防災・災害

陸域観測技術衛星「だいち」(ALOS)搭載のLバンド合成開口レーダ(PALSAR;パルサー)による2010年チリ地震にともなう緊急観測 (8)

2010年2月27日15時34分頃(日本時間、以下同じ)、チリ中部の沿岸(チリの首都サンティアゴの南西325km、深さ35km)を震源とするマグニチュード8.8の地震が発生しました(地震の規模及び位置については米国地質調査所(USGS)による発表を参照)。宇宙航空研究開発機構(以下JAXA)は地震による被害状況を把握するため、3月31日13時頃に陸域観測技術衛星「だいち」(ALOS)搭載のLバンド合成開口レーダ(PALSAR;パルサー)による緊急観測を実施しました。本観測では2010年2月13日に取得した同じ軌道からの画像と比較し、地殻変動検出を実施しました。「だいち」は夜間に南から北へ飛行しながら、大きな被害の報告されている都市・コンセプシオンを含む領域を観測しました。なお、本解析には高精度軌道情報を使用しました。

青枠は図2で示すPALSAR観測領域を表します。赤い星印は本地震の震央位置を示しています。
図1: 全体図(数値標高データはSRTM3を使用)
図1: 全体図(数値標高データはSRTM3を使用) (クリックで拡大画像へ)
図2: (左)PALSAR差分干渉画像(地殻変動図)、(右)地震後のPALSAR強度画像 (クリックで拡大画像へ)
図2: (左)PALSAR差分干渉画像(地殻変動図)
図2:(右)地震後のPALSAR強度画像

地震に伴う地殻変動を検出するため、地震前後に取得したPALSARデータの差分干渉解析を行いました。図2左は地震前(2010年2月13日)と地震後(2010年3月31日)のPALSARデータから得られた差分干渉画像(地殻変動図)、図2右は地震後の強度画像を示したものです。図2左の差分干渉画像から、コンセプシオンを含む沿岸部に非常に多くの明瞭な干渉縞が確認でき、この画像内で、海岸に向かって少なくとも30周期(約3.5m)の衛星に近づく向きの地殻変動(隆起もしくは西向きの水平変位を含む※注2)があったことが分かります。今回「だいち」による観測から、コンセプシオン周辺の沿岸部で3.5m以上の地殻変動が生じた事が明らかになりました。

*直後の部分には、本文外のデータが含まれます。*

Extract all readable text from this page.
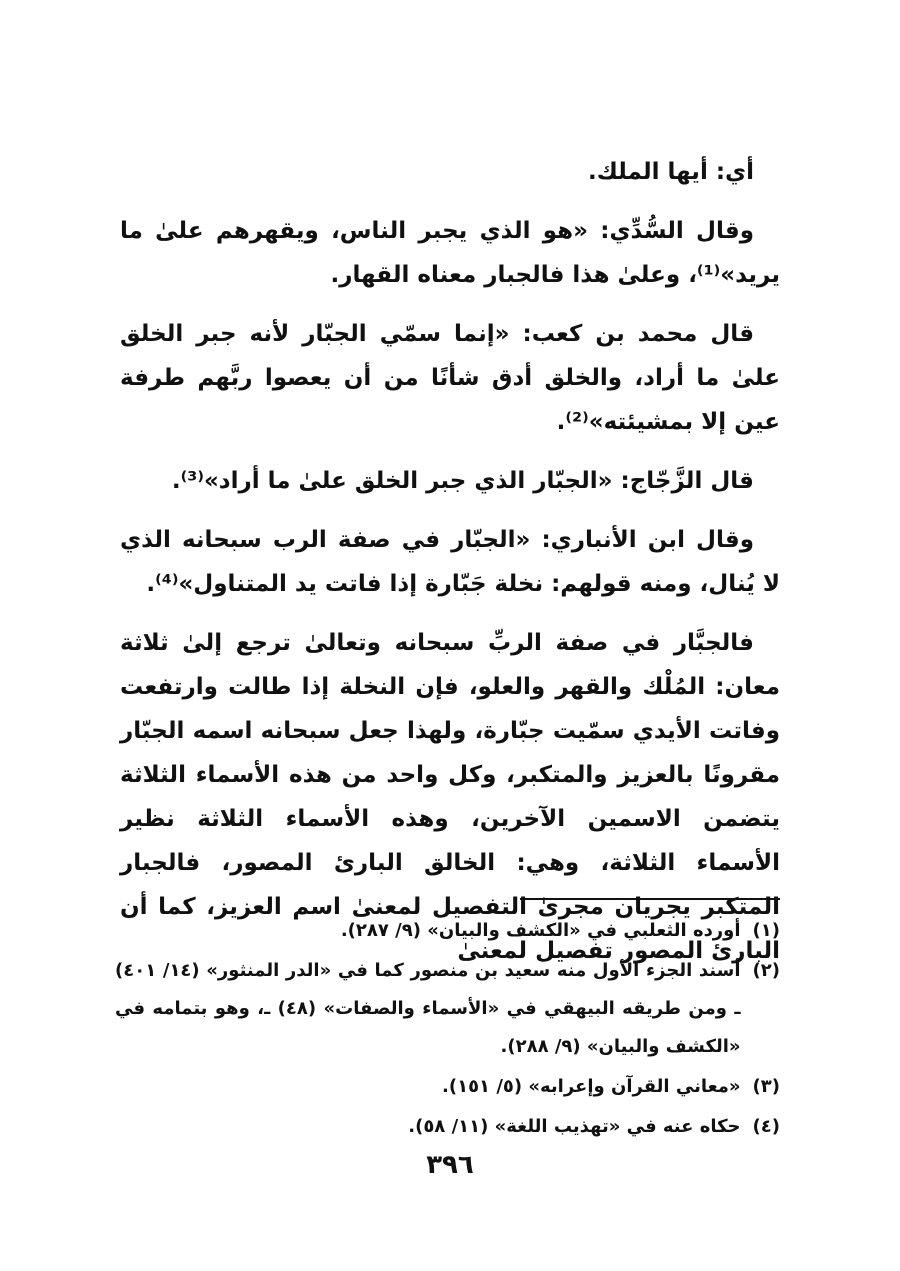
أي: أيها الملك.

وقال السُّدِّي: «هو الذي يجبر الناس، ويقهرهم علىٰ ما يريد»⁽¹⁾، وعلىٰ هذا فالجبار معناه القهار.

قال محمد بن كعب: «إنما سمّي الجبّار لأنه جبر الخلق علىٰ ما أراد، والخلق أدق شأنًا من أن يعصوا ربَّهم طرفة عين إلا بمشيئته»⁽²⁾.

قال الزَّجّاج: «الجبّار الذي جبر الخلق علىٰ ما أراد»⁽³⁾.

وقال ابن الأنباري: «الجبّار في صفة الرب سبحانه الذي لا يُنال، ومنه قولهم: نخلة جَبّارة إذا فاتت يد المتناول»⁽⁴⁾.

فالجبَّار في صفة الربِّ سبحانه وتعالىٰ ترجع إلىٰ ثلاثة معان: المُلْك والقهر والعلو، فإن النخلة إذا طالت وارتفعت وفاتت الأيدي سمّيت جبّارة، ولهذا جعل سبحانه اسمه الجبّار مقرونًا بالعزيز والمتكبر، وكل واحد من هذه الأسماء الثلاثة يتضمن الاسمين الآخرين، وهذه الأسماء الثلاثة نظير الأسماء الثلاثة، وهي: الخالق البارئ المصور، فالجبار المتكبر يجريان مجرىٰ التفصيل لمعنىٰ اسم العزيز، كما أن البارئ المصور تفصيل لمعنىٰ

(١)
أورده الثعلبي في «الكشف والبيان» (٩/ ٢٨٧).
(٢)
أسند الجزء الأول منه سعيد بن منصور كما في «الدر المنثور» (١٤/ ٤٠١) ـ ومن طريقه البيهقي في «الأسماء والصفات» (٤٨) ـ، وهو بتمامه في «الكشف والبيان» (٩/ ٢٨٨).
(٣)
«معاني القرآن وإعرابه» (٥/ ١٥١).
(٤)
حكاه عنه في «تهذيب اللغة» (١١/ ٥٨).
٣٩٦
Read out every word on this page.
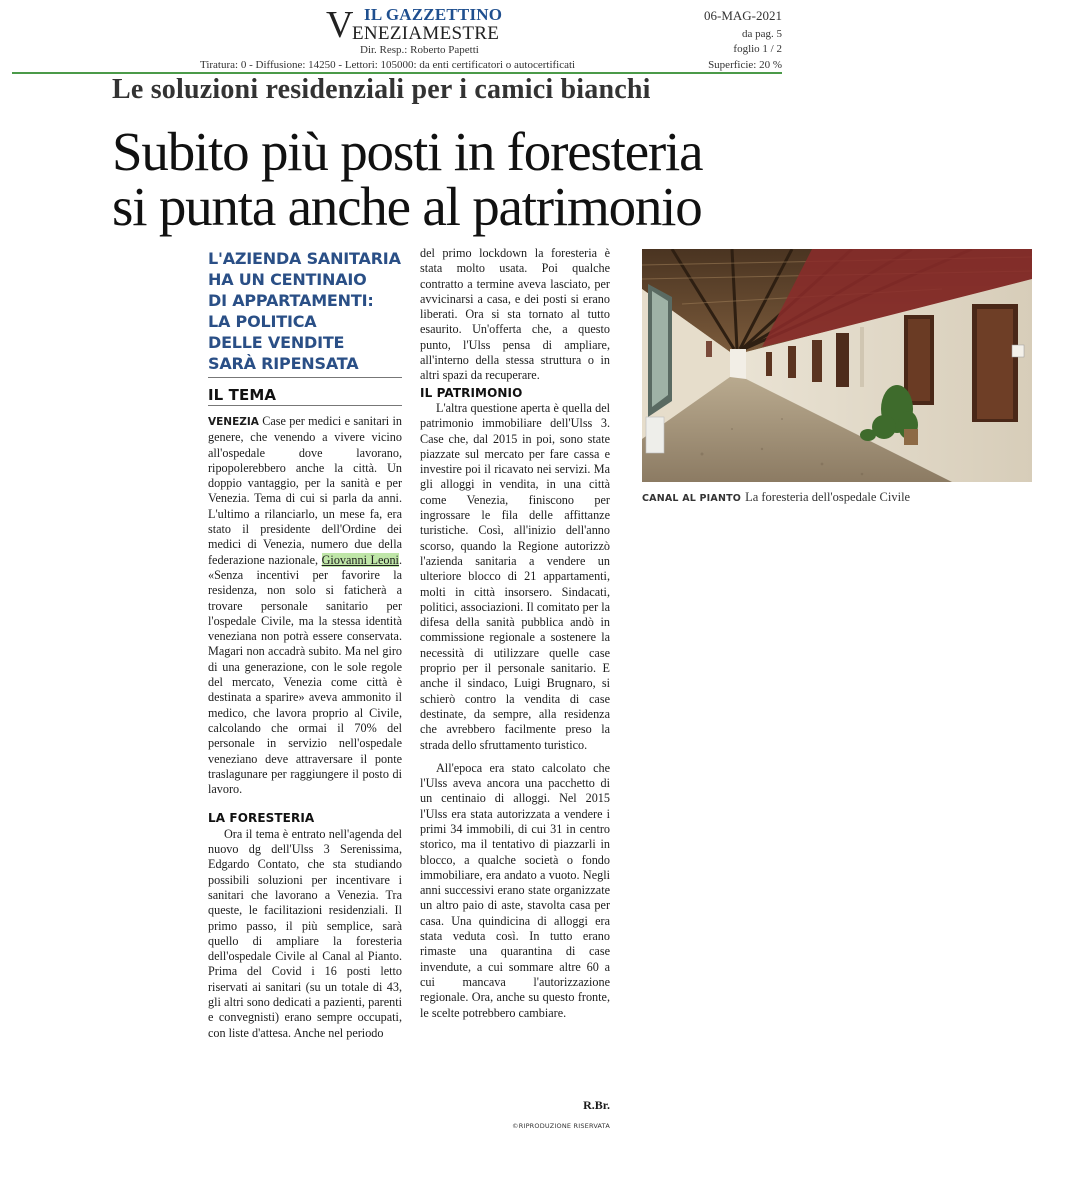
V IL GAZZETTINO
ENEZIAMESTRE
Dir. Resp.: Roberto Papetti
06-MAG-2021
da pag. 5
foglio 1 / 2
Tiratura: 0 - Diffusione: 14250 - Lettori: 105000: da enti certificatori o autocertificati	Superficie: 20 %
Le soluzioni residenziali per i camici bianchi
Subito più posti in foresteria
si punta anche al patrimonio
L'AZIENDA SANITARIA
HA UN CENTINAIO
DI APPARTAMENTI:
LA POLITICA
DELLE VENDITE
SARÀ RIPENSATA
IL TEMA

VENEZIA Case per medici e sanitari in genere, che venendo a vivere vicino all'ospedale dove lavorano, ripopolerebbero anche la città. Un doppio vantaggio, per la sanità e per Venezia. Tema di cui si parla da anni. L'ultimo a rilanciarlo, un mese fa, era stato il presidente dell'Ordine dei medici di Venezia, numero due della federazione nazionale, Giovanni Leoni. «Senza incentivi per favorire la residenza, non solo si faticherà a trovare personale sanitario per l'ospedale Civile, ma la stessa identità veneziana non potrà essere conservata. Magari non accadrà subito. Ma nel giro di una generazione, con le sole regole del mercato, Venezia come città è destinata a sparire» aveva ammonito il medico, che lavora proprio al Civile, calcolando che ormai il 70% del personale in servizio nell'ospedale veneziano deve attraversare il ponte traslagunare per raggiungere il posto di lavoro.

LA FORESTERIA

Ora il tema è entrato nell'agenda del nuovo dg dell'Ulss 3 Serenissima, Edgardo Contato, che sta studiando possibili soluzioni per incentivare i sanitari che lavorano a Venezia. Tra queste, le facilitazioni residenziali. Il primo passo, il più semplice, sarà quello di ampliare la foresteria dell'ospedale Civile al Canal al Pianto. Prima del Covid i 16 posti letto riservati ai sanitari (su un totale di 43, gli altri sono dedicati a pazienti, parenti e convegnisti) erano sempre occupati, con liste d'attesa. Anche nel periodo

del primo lockdown la foresteria è stata molto usata. Poi qualche contratto a termine aveva lasciato, per avvicinarsi a casa, e dei posti si erano liberati. Ora si sta tornato al tutto esaurito. Un'offerta che, a questo punto, l'Ulss pensa di ampliare, all'interno della stessa struttura o in altri spazi da recuperare.

IL PATRIMONIO

L'altra questione aperta è quella del patrimonio immobiliare dell'Ulss 3. Case che, dal 2015 in poi, sono state piazzate sul mercato per fare cassa e investire poi il ricavato nei servizi. Ma gli alloggi in vendita, in una città come Venezia, finiscono per ingrossare le fila delle affittanze turistiche. Così, all'inizio dell'anno scorso, quando la Regione autorizzò l'azienda sanitaria a vendere un ulteriore blocco di 21 appartamenti, molti in città insorsero. Sindacati, politici, associazioni. Il comitato per la difesa della sanità pubblica andò in commissione regionale a sostenere la necessità di utilizzare quelle case proprio per il personale sanitario. E anche il sindaco, Luigi Brugnaro, si schierò contro la vendita di case destinate, da sempre, alla residenza che avrebbero facilmente preso la strada dello sfruttamento turistico.

All'epoca era stato calcolato che l'Ulss aveva ancora una pacchetto di un centinaio di alloggi. Nel 2015 l'Ulss era stata autorizzata a vendere i primi 34 immobili, di cui 31 in centro storico, ma il tentativo di piazzarli in blocco, a qualche società o fondo immobiliare, era andato a vuoto. Negli anni successivi erano state organizzate un altro paio di aste, stavolta casa per casa. Una quindicina di alloggi era stata veduta così. In tutto erano rimaste una quarantina di case invendute, a cui sommare altre 60 a cui mancava l'autorizzazione regionale. Ora, anche su questo fronte, le scelte potrebbero cambiare.

R.Br.
©RIPRODUZIONE RISERVATA
CANAL AL PIANTO La foresteria dell'ospedale Civile
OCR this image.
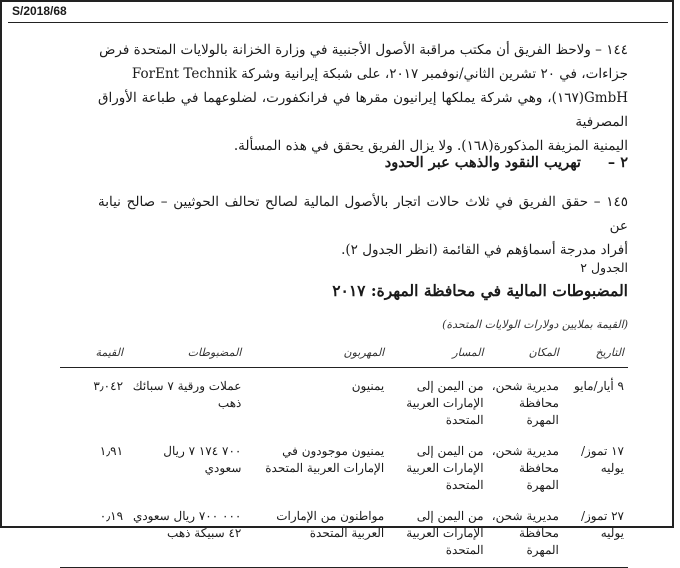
S/2018/68
١٤٤ – ولاحظ الفريق أن مكتب مراقبة الأصول الأجنبية في وزارة الخزانة بالولايات المتحدة فرض
جزاءات، في ٢٠ تشرين الثاني/نوفمبر ٢٠١٧، على شبكة إيرانية وشركة ForEnt Technik
GmbH(١٦٧)، وهي شركة يملكها إيرانيون مقرها في فرانكفورت، لضلوعهما في طباعة الأوراق المصرفية
اليمنية المزيفة المذكورة(١٦٨). ولا يزال الفريق يحقق في هذه المسألة.
٢ – تهريب النقود والذهب عبر الحدود
١٤٥ – حقق الفريق في ثلاث حالات اتجار بالأصول المالية لصالح تحالف الحوثيين – صالح نيابة عن
أفراد مدرجة أسماؤهم في القائمة (انظر الجدول ٢).
الجدول ٢
المضبوطات المالية في محافظة المهرة: ٢٠١٧
(القيمة بملايين دولارات الولايات المتحدة)
التاريخ	المكان	المسار	المهربون	المضبوطات	القيمة
٩ أيار/مايو	مديرية شحن، محافظة المهرة	من اليمن إلى الإمارات العربية المتحدة	يمنيون	عملات ورقية ٧ سبائك ذهب	٣٫٠٤٢
١٧ تموز/يوليه	مديرية شحن، محافظة المهرة	من اليمن إلى الإمارات العربية المتحدة	يمنيون موجودون في الإمارات العربية المتحدة	٧٠٠ ١٧٤ ٧ ريال سعودي	١٫٩١
٢٧ تموز/يوليه	مديرية شحن، محافظة المهرة	من اليمن إلى الإمارات العربية المتحدة	مواطنون من الإمارات العربية المتحدة	٠٠٠ ٧٠٠ ريال سعودي ٤٢ سبيكة ذهب	٠٫١٩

JAXAでは今後も「だいち」によるチリ地震に関する観測を継続していく予定です。
図3: これまでに実施した観測の結果(昇交軌道のみ)。赤枠が今回の観測領域
図3: これまでに実施した観測の結果(昇交軌道のみ)。赤枠が今回の観測領域 (クリックで拡大画像へ)

(注1) パルサー(PALSAR):

フェーズドアレイ方式Lバンド合成開口レーダ。衛星から発射した電波の反射を受信するマイクロ波レーダで、夜や曇天時も撮影が可能です。

(注2) 差分干渉処理:

PALSARは『2つのデータ取得時(例えば地震の前と後)における衛星-地面間の距離』に変化があった場合、それを高い精度で検出することが可能です。地震前後のデータを比較すると、地震によって発生した地面の隆起や沈降などの地殻変動は、衛星-地面間の距離の差となり、画像では干渉縞として表わされます。青→緑→黄→赤→青の色の変化は、地面が衛星に近づくことを表わします。(今回の観測では画像の西側から東側に向けて観測しているので、地面が衛星に近づく、すなわち西向きの水平変動もしくは隆起を意味します)。なお、色の一周期は11.8cm分の距離変化(地殻変動;変動量は画像内での相対的な値)を示します。